FF2012: GWJFFL Week 4

I think we should add bench spots!

FSeven wrote:

I think we are allowing rosters to be far too big. 10 person bench plus 2RB/3WR/1FLEX position in a 12-team league means there is not enough waiver wire fodder for teams at the back of the pack to bolster their rosters in the event of injuries or bad performers. It's just not competitive when teams can load up and sit on players from week to week.

This is by design. Good players are rewarded for drafting good, deep rosters, and identifying good players ahead of time. Fantasy football already has an incredibly high "luck" factor. Things like deep benches help reward good play.

Guys like Fitzpatrick, Hartline, Roberts, Chandler, Battle, Burleson, Celek, Daniels, Schaub, Crabtree, Gresham, etc. are all on the wire.

That sounds absolutely awful. I can't vote "no" to a league setup like that strongly enough.

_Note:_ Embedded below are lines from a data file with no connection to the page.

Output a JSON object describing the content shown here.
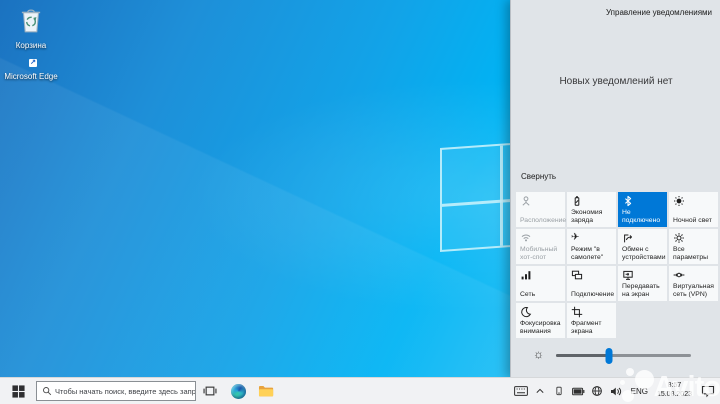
{
  "colors": {
    "accent": "#0078d7",
    "panel_bg": "#e0e4e8",
    "tile_bg": "#f7f9fa",
    "taskbar_bg": "#f1f2f4",
    "wallpaper_main": "#12a3e8"
  },
  "desktop": {
    "icons": [
      {
        "label": "Корзина",
        "icon": "recycle-bin-icon"
      },
      {
        "label": "Microsoft Edge",
        "icon": "edge-icon"
      }
    ]
  },
  "action_center": {
    "manage_link": "Управление уведомлениями",
    "empty_message": "Новых уведомлений нет",
    "collapse_label": "Свернуть",
    "tiles": [
      {
        "label": "Расположение",
        "icon": "location-icon",
        "state": "disabled"
      },
      {
        "label": "Экономия заряда",
        "icon": "battery-saver-icon",
        "state": "off"
      },
      {
        "label": "Не подключено",
        "icon": "bluetooth-icon",
        "state": "on"
      },
      {
        "label": "Ночной свет",
        "icon": "night-light-icon",
        "state": "off"
      },
      {
        "label": "Мобильный хот-спот",
        "icon": "mobile-hotspot-icon",
        "state": "disabled"
      },
      {
        "label": "Режим \"в самолете\"",
        "icon": "airplane-mode-icon",
        "state": "off"
      },
      {
        "label": "Обмен с устройствами",
        "icon": "nearby-sharing-icon",
        "state": "off"
      },
      {
        "label": "Все параметры",
        "icon": "settings-gear-icon",
        "state": "off"
      },
      {
        "label": "Сеть",
        "icon": "network-icon",
        "state": "off"
      },
      {
        "label": "Подключение",
        "icon": "connect-icon",
        "state": "off"
      },
      {
        "label": "Передавать на экран",
        "icon": "project-icon",
        "state": "off"
      },
      {
        "label": "Виртуальная сеть (VPN)",
        "icon": "vpn-icon",
        "state": "off"
      },
      {
        "label": "Фокусировка внимания",
        "icon": "focus-assist-icon",
        "state": "off"
      },
      {
        "label": "Фрагмент экрана",
        "icon": "screen-snip-icon",
        "state": "off"
      }
    ],
    "brightness_percent": 39
  },
  "taskbar": {
    "search_placeholder": "Чтобы начать поиск, введите здесь запрос",
    "tray": {
      "language": "ENG",
      "time": "8:57",
      "date": "15.08.2023"
    }
  },
  "watermark": {
    "text": "Avito"
  }
}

A league where there's starting-level talent sitting on the waiver wire undermines the game. Talent is supposed to be rare and hard to get, that's the one and only piece of "gameplay" in this game.

I support the deep benches.

IMHO, I like watching FAAB activity as sort of a weird economic exercise so I would like to see more players available. As long as there is a limiting factor on how many pickups you can make (either through FAAB or limited num. of transactions) its fun to see how people use their limited resources to improved their team.

On the other hand I am a big believer in Legion's "Draft Better" mantra. I play in a league with 16 man rosters and 12 teams, and all of those players you mention are/were available and I've yet to make any changes to my roster. The teams that are leading in Points For haven't started any free agents they've picked up, and my team which is in the top 4 hasn't even picked one up. Outside of 3-4 players every year there aren't too many every week players that can impact the season, and those guys usually come from nowhere and were undrafted regardless if you were in a 16 or 20 round draft.

I despise leagues with arbitrary waiver wire pickups. My non-GWJ paid league is like that and every year I fight to the number increased. You can't control how many injuries you get and there's nothing worse than being screwed because of it. If the league wasn't filled with IRL friends ....

I'm fine with the deep benches. I dislike trading so the deep bench and waiver wire pick ups are for me.

Also, I doubt any player has a bunch of great players on their bench. Mostly RB3 and WR3s and maybe some 2s. Once injuries start to happen and more teams have byes you will see that the deep bench is both necessary and painful

'Draft better' is an apathetic bromide that reeks of poor sportsmanship.

Draft better doesn't take into account injuries and combined with a deep bench pretty much renders injuries irrelevant at least to those who are lucky enough not to get hit by injuries. It doesn't take into account the quarterback who gets injured which affects the points his WR put up since a backup QB is throwing to them now. So because I drafted a WR1 and his QB is out for the season and now my WR1 points get cut in half due to a crappy QB1, that means I should have drafted better? Seriously?

It doesn't make someone a better manager but in a way relies on the draft choices of other managers. Draft better with deep benches eliminates one of the best parts of fantasy football: trades and free agent bidding, since having such a deep bench assures that every manager has 2-3 backups per position.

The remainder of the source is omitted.